Марфа хрустнула пальцами в перстнях и кольцах и снова встала из-за стола. Она повела плечами, и кисейные рукава размахнулись у нее, как крылья. Под звон гитары она опять взяла на полный голос:
Так не грусти ж о расставанье,
Есть в мире счастье и для нас!
— Теперь запомню, — сказал Елисей улыбаясь.
Он взял под козырек и, круто, по-флотски, повернувшись, вышел на улицу.
А тройка уже въезжала на почтовый двор. Пришел Николай Григорьевич Плехунов и снял печати с почтовых чемоданов. Елисей вывалил все на стол, разобрал, подложил одно к другому и запихал в суму.
После свежей ночи день выдался душный. Над Корабельной стороной стоял дым. Горькая гарь грызла горло. Елисей шел мимо разгромленных корпусов морского госпиталя. Но дальше место было неузнаваемо: один мусор, да репейник, да ямы, да ядра… Да еще пара беркутов плыла поверх рваной пелены дыма, высоко-высоко.
— Эй, благодетель! Куда, почтарь, забрел? — услышал Елисей окрик и увидел генерала Хрулева.
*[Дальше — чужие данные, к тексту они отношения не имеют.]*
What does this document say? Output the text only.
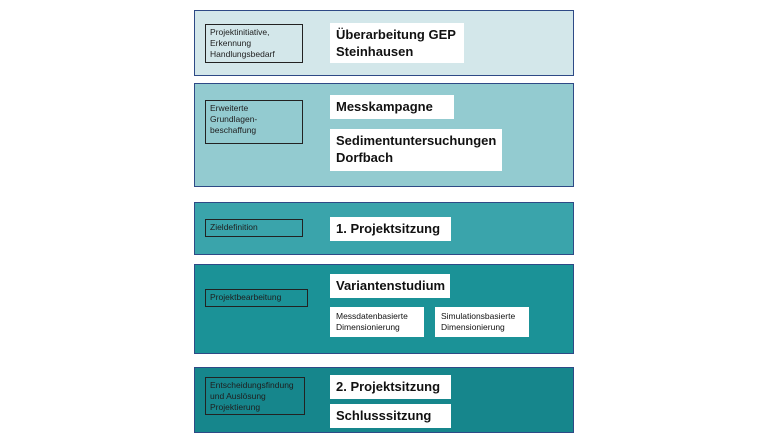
Projektinitiative,
Erkennung
Handlungsbedarf
Überarbeitung GEP
Steinhausen
Erweiterte
Grundlagen-
beschaffung
Messkampagne
Sedimentuntersuchungen
Dorfbach
Zieldefinition	1. Projektsitzung
Projektbearbeitung
Variantenstudium
Messdatenbasierte
Dimensionierung
Simulationsbasierte
Dimensionierung
Entscheidungsfindung
und Auslösung
Projektierung
2. Projektsitzung
Schlusssitzung
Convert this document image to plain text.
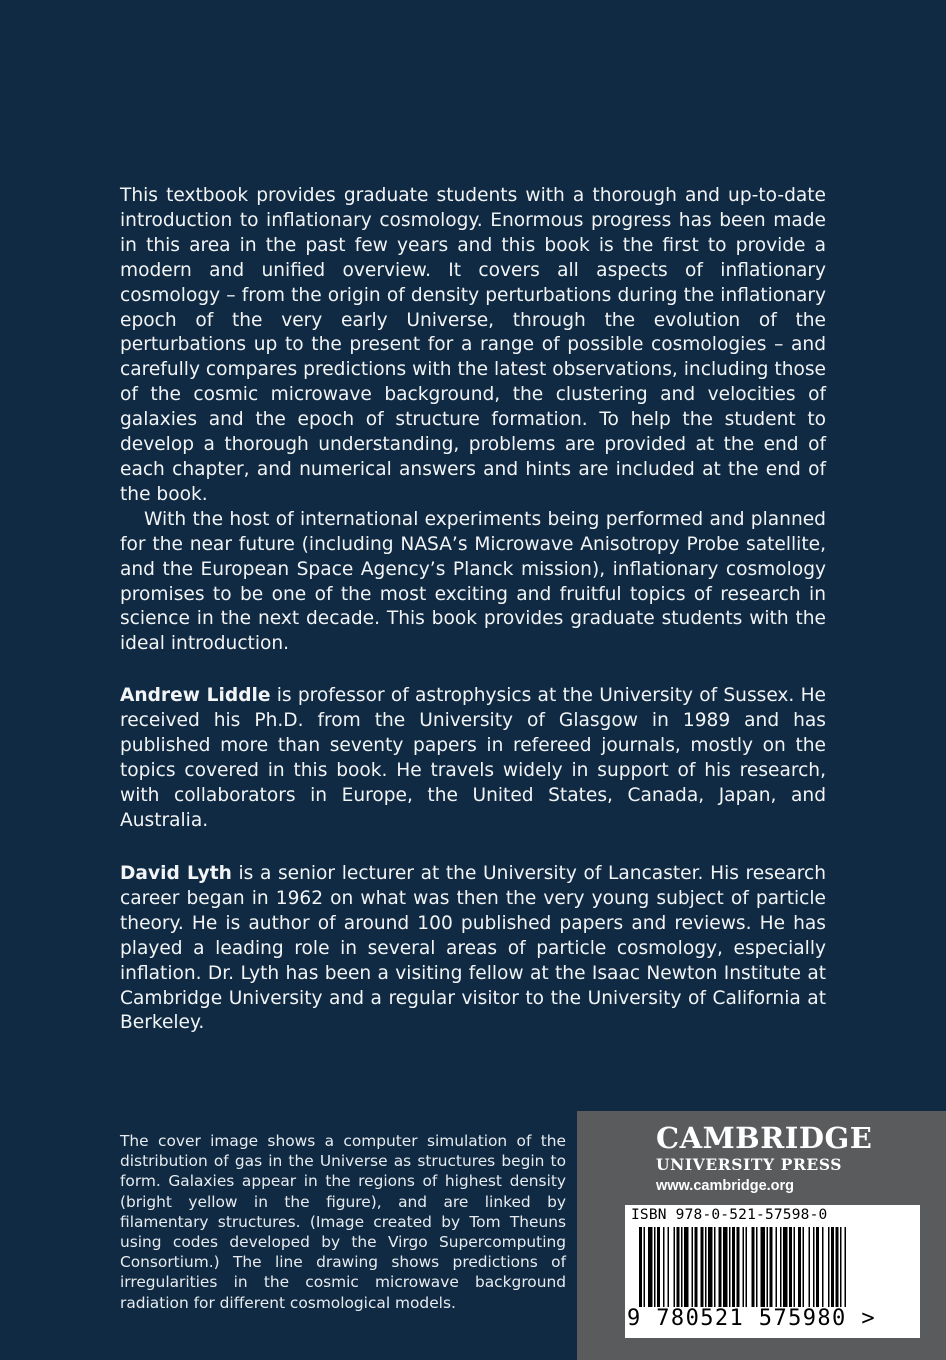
This textbook provides graduate students with a thorough and up-to-date introduction to inflationary cosmology. Enormous progress has been made in this area in the past few years and this book is the first to provide a modern and unified overview. It covers all aspects of inflationary cosmology – from the origin of density perturbations during the inflationary epoch of the very early Universe, through the evolution of the perturbations up to the present for a range of possible cosmologies – and carefully compares predictions with the latest observations, including those of the cosmic microwave background, the clustering and velocities of galaxies and the epoch of structure formation. To help the student to develop a thorough understanding, problems are provided at the end of each chapter, and numerical answers and hints are included at the end of the book.

With the host of international experiments being performed and planned for the near future (including NASA’s Microwave Anisotropy Probe satellite, and the European Space Agency’s Planck mission), inflationary cosmology promises to be one of the most exciting and fruitful topics of research in science in the next decade. This book provides graduate students with the ideal introduction.

Andrew Liddle is professor of astrophysics at the University of Sussex. He received his Ph.D. from the University of Glasgow in 1989 and has published more than seventy papers in refereed journals, mostly on the topics covered in this book. He travels widely in support of his research, with collaborators in Europe, the United States, Canada, Japan, and Australia.

David Lyth is a senior lecturer at the University of Lancaster. His research career began in 1962 on what was then the very young subject of particle theory. He is author of around 100 published papers and reviews. He has played a leading role in several areas of particle cosmology, especially inflation. Dr. Lyth has been a visiting fellow at the Isaac Newton Institute at Cambridge University and a regular visitor to the University of California at Berkeley.

The cover image shows a computer simulation of the distribution of gas in the Universe as structures begin to form. Galaxies appear in the regions of highest density (bright yellow in the figure), and are linked by filamentary structures. (Image created by Tom Theuns using codes developed by the Virgo Supercomputing Consortium.) The line drawing shows predictions of irregularities in the cosmic microwave background radiation for different cosmological models.
CAMBRIDGE
UNIVERSITY PRESS
www.cambridge.org
ISBN 978-0-521-57598-0
9 780521 575980 >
Начальник обороны Корабельной стороны генерал Хрулев был во всегдашней своей папахе, черной с красным суконным верхом, обложенным накрест золотой тесьмой. Хрулев пробирался куда-то между глубокими ямами и перекатными ядрами. Он сидел верхом в казацком седле на белой лошади и помахивал нагаечкой.
— На третий, ваше превосходительство, охота по пути завернуть, — откликнулся Елисей. — Есть там кто живой из сорок первого экипажа?
— Есть, благодетель, еще живые, — ответил Хрулев: — дня на три, говорят, вашего брата хватит. Что ж, вали с нами, почта!
С Хрулевым был конный ординарец и всегда сопровождавший генерала боцман Цурик. Цурик шел впереди, пешком, и Елисей пошел рядом с ним. Навстречу им с бастиона шли солдаты. Один из них брел, припадая на подшибленную осколком бомбы ногу, опираясь на ружье, как на костыль.
— Извольте, ваше превосходительство, сойти с лошади, — обратился он к Хрулеву. — Здесь нельзя проезжать.
— Отчего это, благодетель? — спросил Хрулев.
— Убьют.
— Да ты почем знаешь?
— Здесь, ваше превосходительство, и пешком идти — пригнуться надо. И не идти надо, а лучше сразу бегом… Да все одно сейчас две-три штуцерные пули чирикнут. А ежели на лошади, мы уж знаем — убьют.
— А может, и не убьют, — усмехнулся Хрулев.
— Никак нет, ваше превосходительство, — настаивал солдат: — беспременно убьют. Это такое место.
— Так вот же не убьют! — сказал чуть слышно Хрулев и поднял руку.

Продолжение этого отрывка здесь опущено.